Badania wykazały prawie w 100%, że blizny spowodował człowiek! (a raczej coś, co ośmiela się nazywać człowiekiem!)
Prawdopodobnie kot był używany w celach eksperymentalnych!

Jeśli tak, to zwierzak powinien nienawidzić ludzi, bać się ich i uciekać.
A on przytula się, mruczy i pragnie czułości.
Kolejny przykład, gdzie człowiek mógłby dużo się nauczyć od zwierząt...

Teraz Jaś - tak go nazwaliśmy, jest w domu tymczasowym, pod wspaniałą opieką Pani Danusi.
Wzruszona widokiem zwierzaka Opiekunka, zrobi wszystko, aby ten szybko odzyskał dobrą formę.
Jaś otrzymał pomoc weterynaryjną a teraz w cieple i spokoju odzyskuje siły.
Dostaje same smakołyki, aby mógł szybko wrócić do zdrowia.
Niestety stare złamanie nie da się wyleczyć i kotek będzie lekko utykał.

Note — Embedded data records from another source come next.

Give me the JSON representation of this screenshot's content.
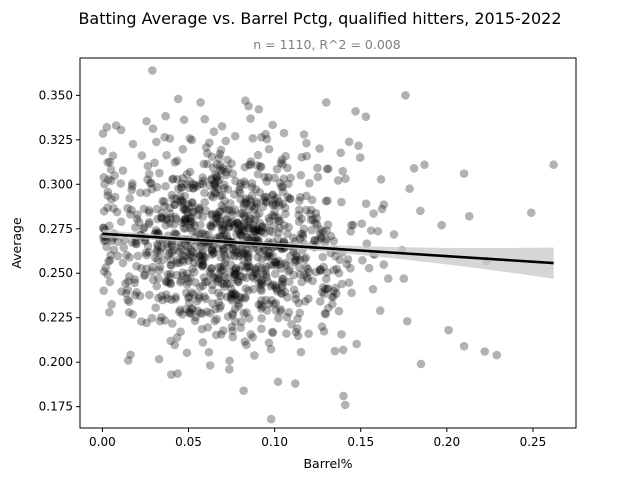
{
  "chart_data": {
    "type": "scatter",
    "title": "Batting Average vs. Barrel Pctg, qualified hitters, 2015-2022",
    "subtitle": "n = 1110, R^2 = 0.008",
    "xlabel": "Barrel%",
    "ylabel": "Average",
    "xlim": [
      -0.013,
      0.275
    ],
    "ylim": [
      0.163,
      0.371
    ],
    "x_ticks": [
      0.0,
      0.05,
      0.1,
      0.15,
      0.2,
      0.25
    ],
    "x_tick_labels": [
      "0.00",
      "0.05",
      "0.10",
      "0.15",
      "0.20",
      "0.25"
    ],
    "y_ticks": [
      0.175,
      0.2,
      0.225,
      0.25,
      0.275,
      0.3,
      0.325,
      0.35
    ],
    "y_tick_labels": [
      "0.175",
      "0.200",
      "0.225",
      "0.250",
      "0.275",
      "0.300",
      "0.325",
      "0.350"
    ],
    "grid": false,
    "point_color": "#000000",
    "point_opacity": 0.3,
    "regression": {
      "x_start": 0.0,
      "y_start": 0.2722,
      "x_end": 0.262,
      "y_end": 0.2557,
      "ci_at_end": 0.0088,
      "line_color": "#000000",
      "ci_color": "#c8c8c8"
    },
    "highlighted_points": [
      {
        "x": 0.029,
        "y": 0.364
      },
      {
        "x": 0.176,
        "y": 0.35
      },
      {
        "x": 0.262,
        "y": 0.311
      },
      {
        "x": 0.249,
        "y": 0.284
      },
      {
        "x": 0.223,
        "y": 0.257
      },
      {
        "x": 0.213,
        "y": 0.282
      },
      {
        "x": 0.21,
        "y": 0.306
      },
      {
        "x": 0.197,
        "y": 0.277
      },
      {
        "x": 0.187,
        "y": 0.311
      },
      {
        "x": 0.229,
        "y": 0.204
      },
      {
        "x": 0.222,
        "y": 0.206
      },
      {
        "x": 0.21,
        "y": 0.209
      },
      {
        "x": 0.201,
        "y": 0.218
      },
      {
        "x": 0.185,
        "y": 0.199
      },
      {
        "x": 0.177,
        "y": 0.223
      },
      {
        "x": 0.098,
        "y": 0.168
      },
      {
        "x": 0.141,
        "y": 0.176
      },
      {
        "x": 0.14,
        "y": 0.181
      },
      {
        "x": 0.082,
        "y": 0.184
      },
      {
        "x": 0.102,
        "y": 0.189
      },
      {
        "x": 0.112,
        "y": 0.188
      },
      {
        "x": 0.015,
        "y": 0.201
      },
      {
        "x": 0.044,
        "y": 0.348
      },
      {
        "x": 0.057,
        "y": 0.346
      },
      {
        "x": 0.083,
        "y": 0.347
      },
      {
        "x": 0.13,
        "y": 0.346
      },
      {
        "x": 0.147,
        "y": 0.341
      },
      {
        "x": 0.153,
        "y": 0.338
      },
      {
        "x": 0.008,
        "y": 0.333
      },
      {
        "x": 0.181,
        "y": 0.309
      },
      {
        "x": 0.174,
        "y": 0.263
      },
      {
        "x": 0.166,
        "y": 0.247
      },
      {
        "x": 0.175,
        "y": 0.247
      }
    ],
    "cluster": {
      "count": 1077,
      "seed": 20150622,
      "x_mean": 0.072,
      "x_sd": 0.038,
      "y_mean": 0.269,
      "y_sd": 0.027,
      "y_slope": -0.063
    }
  }
}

Czy znajdzie jeszcze swój dom, czy ktoś będzie mógł pokochać tego cudownego buraska?
On na pewno obdarzy swoją nową rodzinę miłością - taki z niego Zwierzak!

Kontakt w sprawie adopcji: tel. 530 756 345


Nasz Jasiek jest już w nowym domu w Warszawie. Ma kolegę z którym się zaprzyjaźnił i kochającą rodzinę.